I pulled the plug we had found the other day out of my pocket. "This. Do you know what it is yet?"
"No, but I suspect you do."
"Think about all the times you've gone to sleep and woken up, and you don't remember going to bed or getting out of it. The last and first thing you can remember is standing in front of a dresser drawer that you've never opened before. That's because when we need rest, we have to plug ourselves in to the wall with one of these to recharge. The filter making us think we're still human can't explain that away, so it just blacks it out."
Matt took the plug from me and examined it hesitantly. After a time, he returned it with a shaking hand. "We...we need to fix this."
I'm not entirely sure how or why, but it seemed that my band of friends included several experts in alternate universes and how to create them. They concluded that our entire universe was a rotten branch of the alpha timeline, and if we wanted to escape it, we would have to break through to a parallel universe. So, we started to dig, but not with ordinary shovels. Our shovels dug holes through the ether dividing timelines. As we dug, the barriers between our space and others broke down, and flares of purple light streamed through the cracks. At last, the hole had become large enough for someone to step through.

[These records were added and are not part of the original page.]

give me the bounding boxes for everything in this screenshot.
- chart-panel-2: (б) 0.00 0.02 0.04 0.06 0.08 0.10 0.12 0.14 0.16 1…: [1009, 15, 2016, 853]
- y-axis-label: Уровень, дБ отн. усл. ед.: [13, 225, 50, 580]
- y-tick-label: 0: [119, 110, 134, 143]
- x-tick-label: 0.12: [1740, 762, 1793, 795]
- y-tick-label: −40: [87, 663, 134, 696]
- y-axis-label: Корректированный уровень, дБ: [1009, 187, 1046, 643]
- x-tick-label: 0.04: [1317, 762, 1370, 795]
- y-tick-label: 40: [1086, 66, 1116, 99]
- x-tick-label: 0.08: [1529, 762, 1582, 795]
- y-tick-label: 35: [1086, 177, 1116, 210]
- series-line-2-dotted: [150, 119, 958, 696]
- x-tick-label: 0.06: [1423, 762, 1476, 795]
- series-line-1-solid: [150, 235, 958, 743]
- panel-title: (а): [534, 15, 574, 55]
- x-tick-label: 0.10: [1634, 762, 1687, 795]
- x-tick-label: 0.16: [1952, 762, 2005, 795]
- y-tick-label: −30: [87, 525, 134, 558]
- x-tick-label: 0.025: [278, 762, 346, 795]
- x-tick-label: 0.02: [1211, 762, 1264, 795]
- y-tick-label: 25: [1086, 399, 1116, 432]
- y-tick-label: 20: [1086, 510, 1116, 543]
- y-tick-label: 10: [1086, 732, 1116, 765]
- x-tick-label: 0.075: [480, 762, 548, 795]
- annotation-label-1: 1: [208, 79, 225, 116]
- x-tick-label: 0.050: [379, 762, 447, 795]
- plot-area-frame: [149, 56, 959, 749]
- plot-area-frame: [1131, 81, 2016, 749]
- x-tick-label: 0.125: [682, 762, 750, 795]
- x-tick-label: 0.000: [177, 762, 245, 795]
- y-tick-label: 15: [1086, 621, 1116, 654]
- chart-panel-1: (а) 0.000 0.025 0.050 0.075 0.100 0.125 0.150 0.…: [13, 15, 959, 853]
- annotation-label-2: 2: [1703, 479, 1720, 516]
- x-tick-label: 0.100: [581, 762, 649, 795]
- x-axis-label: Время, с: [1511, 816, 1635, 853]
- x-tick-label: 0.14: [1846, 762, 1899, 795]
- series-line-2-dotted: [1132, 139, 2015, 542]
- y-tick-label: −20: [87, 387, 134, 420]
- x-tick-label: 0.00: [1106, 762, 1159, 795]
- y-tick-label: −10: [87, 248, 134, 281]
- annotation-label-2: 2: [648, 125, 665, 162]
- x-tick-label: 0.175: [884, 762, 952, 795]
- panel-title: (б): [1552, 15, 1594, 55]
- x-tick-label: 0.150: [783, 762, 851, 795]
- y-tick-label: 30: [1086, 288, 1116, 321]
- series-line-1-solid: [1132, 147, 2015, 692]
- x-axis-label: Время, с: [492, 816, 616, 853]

"Well, I guess I'll see you on the other side," I said, but before I could go through, the police appeared. They looked like humans, but they moved like cybermen, and they chanted "delete." I tried to leap through the crack before the ether filled it in, but one of them tazered me, sending my cybernetic circuits into lock-down. I woke from the dream with the most severe case of sleep paralysis I have ever experienced.
Then I fell back asleep...
It seemed like a typical dream; Loki, out on parole, defended me from a drunken oaf at a Christmas party; I went to the school cafeteria to order a meal, but I didn't know what any of the food was. Then, the lethal purple aurora started to appear. It seemed to happen at random. Hongkong would suffer earthquakes and storms induced by the violet lights crackling through the sky. An hour later, the same thing might occur in Zimbabwe. Every government agency from the secret service to PETA was looking for answers. A group of friends and I decided to help them out.
Using a combination of astrophysics, numerical methods, and a wealth of comic book multiverse knowledge, we came to the conclusion that the purple flares were caused by a breach in space-time originating in some other universe. They appeared seemingly randomly because our planet moved relative to the alternate earth. By running some equations, I could calculate the time and location of the next flare within 5% error. Naturally, it took a while to convince the feds that we weren't just some meddling kids. However, once they were convinced, they gave us everything we could possibly need, including access to some experimental air-flippers that let you swim through the atmosphere. I had just started writing a program to automatically compute the next flare location when I woke.